Commuter rail station in Tinley Park, Illinois

Tinley Park is a commuter railroad station along Metra's Rock Island District line in Tinley Park, Illinois.
The station is 23.5 mi from LaSalle Street Station, the northern terminus of the line. As of 2018, Tinley Park is the 57th busiest of Metra's 236 non-downtown stations, with an average of 917 weekday boardings.

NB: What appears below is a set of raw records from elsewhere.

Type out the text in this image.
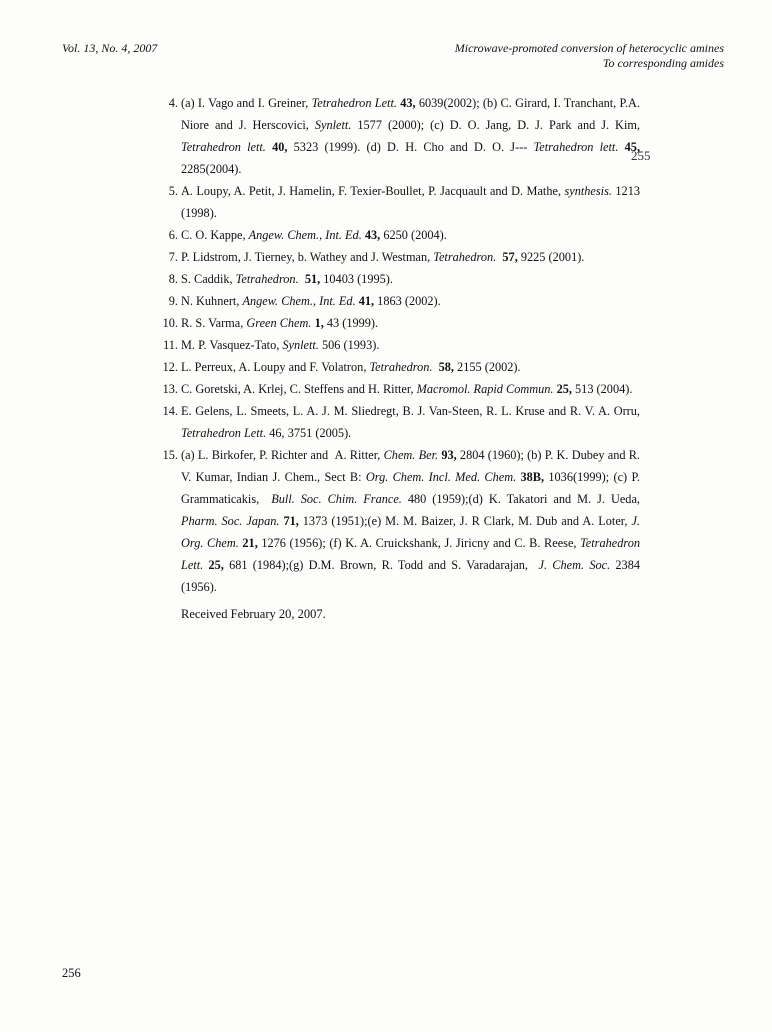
Vol. 13, No. 4, 2007	Microwave-promoted conversion of heterocyclic amines
To corresponding amides
255
4 . (a) I. Vago and I. Greiner, Tetrahedron Lett. 43, 6039(2002); (b) C. Girard, I. Tranchant, P.A. Niore and J. Herscovici, Synlett. 1577 (2000); (c) D. O. Jang, D. J. Park and J. Kim, Tetrahedron lett. 40, 5323 (1999). (d) D. H. Cho and D. O. J--- Tetrahedron lett. 45, 2285(2004).
5 . A. Loupy, A. Petit, J. Hamelin, F. Texier-Boullet, P. Jacquault and D. Mathe, synthesis. 1213 (1998).
6 . C. O. Kappe, Angew. Chem., Int. Ed. 43, 6250 (2004).
7 . P. Lidstrom, J. Tierney, b. Wathey and J. Westman, Tetrahedron. 57, 9225 (2001).
8 . S. Caddik, Tetrahedron. 51, 10403 (1995).
9 . N. Kuhnert, Angew. Chem., Int. Ed. 41, 1863 (2002).
10 . R. S. Varma, Green Chem. 1, 43 (1999).
11 . M. P. Vasquez-Tato, Synlett. 506 (1993).
12 . L. Perreux, A. Loupy and F. Volatron, Tetrahedron. 58, 2155 (2002).
13 . C. Goretski, A. Krlej, C. Steffens and H. Ritter, Macromol. Rapid Commun. 25, 513 (2004).
14 . E. Gelens, L. Smeets, L. A. J. M. Sliedregt, B. J. Van-Steen, R. L. Kruse and R. V. A. Orru, Tetrahedron Lett. 46, 3751 (2005).
15 . (a) L. Birkofer, P. Richter and  A. Ritter, Chem. Ber. 93, 2804 (1960); (b) P. K. Dubey and R. V. Kumar, Indian J. Chem., Sect B: Org. Chem. Incl. Med. Chem. 38B, 1036(1999); (c) P. Grammaticakis,  Bull. Soc. Chim. France. 480 (1959);(d) K. Takatori and M. J. Ueda, Pharm. Soc. Japan. 71, 1373 (1951);(e) M. M. Baizer, J. R Clark, M. Dub and A. Loter, J. Org. Chem. 21, 1276 (1956); (f) K. A. Cruickshank, J. Jiricny and C. B. Reese, Tetrahedron Lett. 25, 681 (1984);(g) D.M. Brown, R. Todd and S. Varadarajan,  J. Chem. Soc. 2384 (1956).
Received February 20, 2007.
256
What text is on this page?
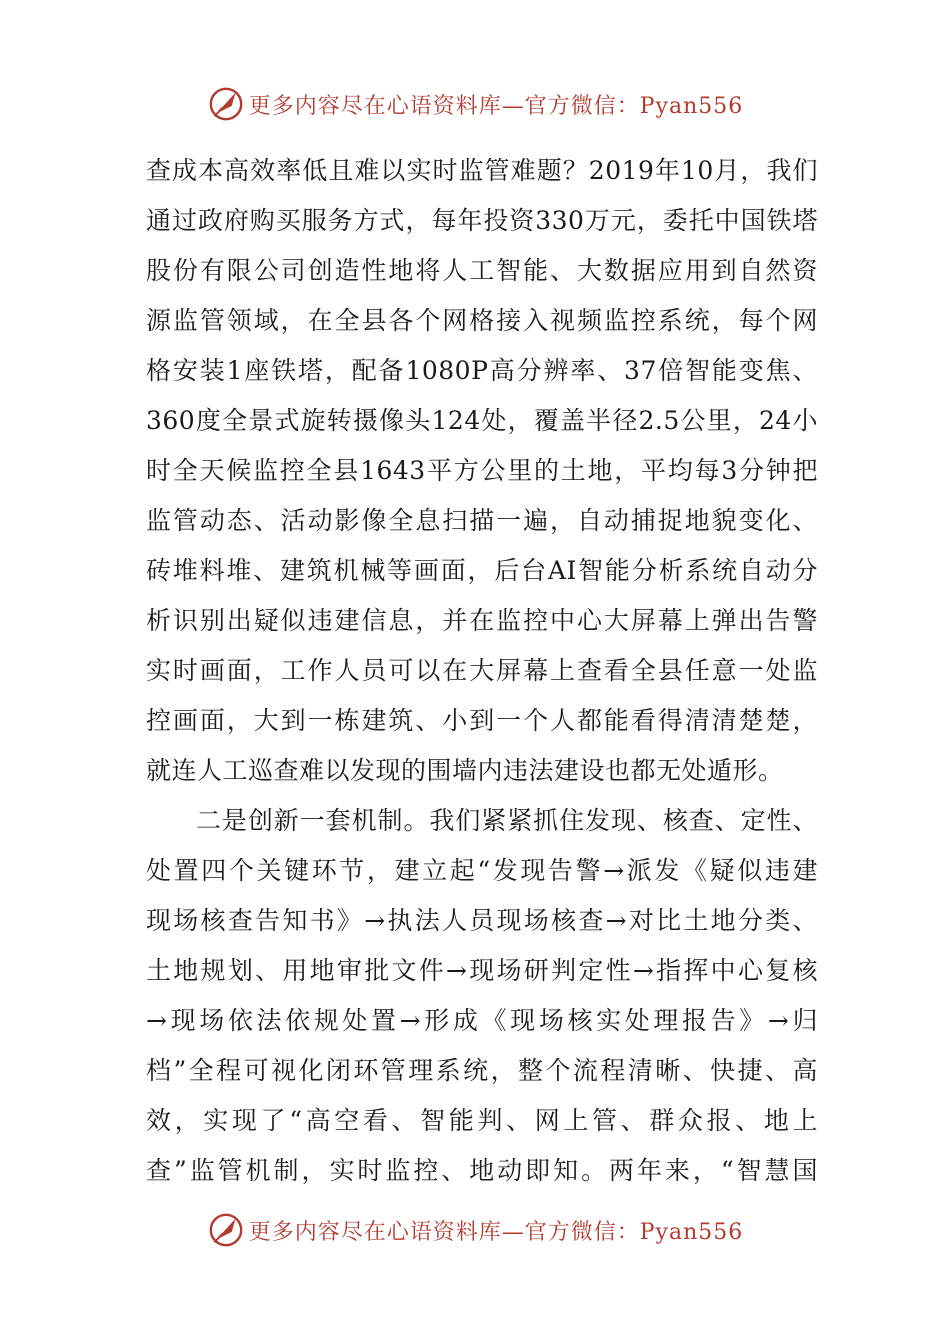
更多内容尽在心语资料库—官方微信：Pyan556
查成本高效率低且难以实时监管难题？2019年10月，我们
通过政府购买服务方式，每年投资330万元，委托中国铁塔
股份有限公司创造性地将人工智能、大数据应用到自然资
源监管领域，在全县各个网格接入视频监控系统，每个网
格安装1座铁塔，配备1080P高分辨率、37倍智能变焦、
360度全景式旋转摄像头124处，覆盖半径2.5公里，24小
时全天候监控全县1643平方公里的土地，平均每3分钟把
监管动态、活动影像全息扫描一遍，自动捕捉地貌变化、
砖堆料堆、建筑机械等画面，后台AI智能分析系统自动分
析识别出疑似违建信息，并在监控中心大屏幕上弹出告警
实时画面，工作人员可以在大屏幕上查看全县任意一处监
控画面，大到一栋建筑、小到一个人都能看得清清楚楚，
就连人工巡查难以发现的围墙内违法建设也都无处遁形。
二是创新一套机制。我们紧紧抓住发现、核查、定性、
处置四个关键环节，建立起“发现告警→派发《疑似违建
现场核查告知书》→执法人员现场核查→对比土地分类、
土地规划、用地审批文件→现场研判定性→指挥中心复核
→现场依法依规处置→形成《现场核实处理报告》→归
档”全程可视化闭环管理系统，整个流程清晰、快捷、高
效，实现了“高空看、智能判、网上管、群众报、地上
查”监管机制，实时监控、地动即知。两年来，“智慧国
更多内容尽在心语资料库—官方微信：Pyan556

The station is officially located at 6700 South Street between Oak Park Avenue and 66th Court, however parking is also available on the opposite side of the station along North Street between Oak Park Avenue and 67th Avenue, as well as the center of the block of Oak Park Avenue, 173rd Street, 67th Court and 172nd Street. A gravel lot on South Street, across from the station entrance, is used as temporary commuter parking for approximately 100 vehicles. A large transit-oriented development (TOD) is slated to replace the temporary parking spaces in early 2019.

As of 2022, Tinley Park is served by 42 trains (21 in each direction) on weekdays, by 21 trains (10 inbound, 11 outbound) on Saturdays, and by 16 trains (eight in each direction) on Sundays and holidays.

Tinley Park Metra's elaborate 3600 sqft station features exterior stone, a roof, and wood rafters. A three-story clock tower offers views of Tinley Park and the adjacent Zabrocki Plaza, and contains Roman numerals engraved beneath four clocks in a circular fashion. It also contains an indoor/outdoor café that includes custom furnishings and internet jacks for laptop computers. Large glass windows provide a full view of the train tracks and promenade area. The station was honored by the American Institute of Architects as one of the 150 Great Places of Illinois.

==Tracks==
There are two tracks at Tinley Park. Trains from Chicago run on track 2 (the north track) and trains to Chicago run on track 1 (the south track.)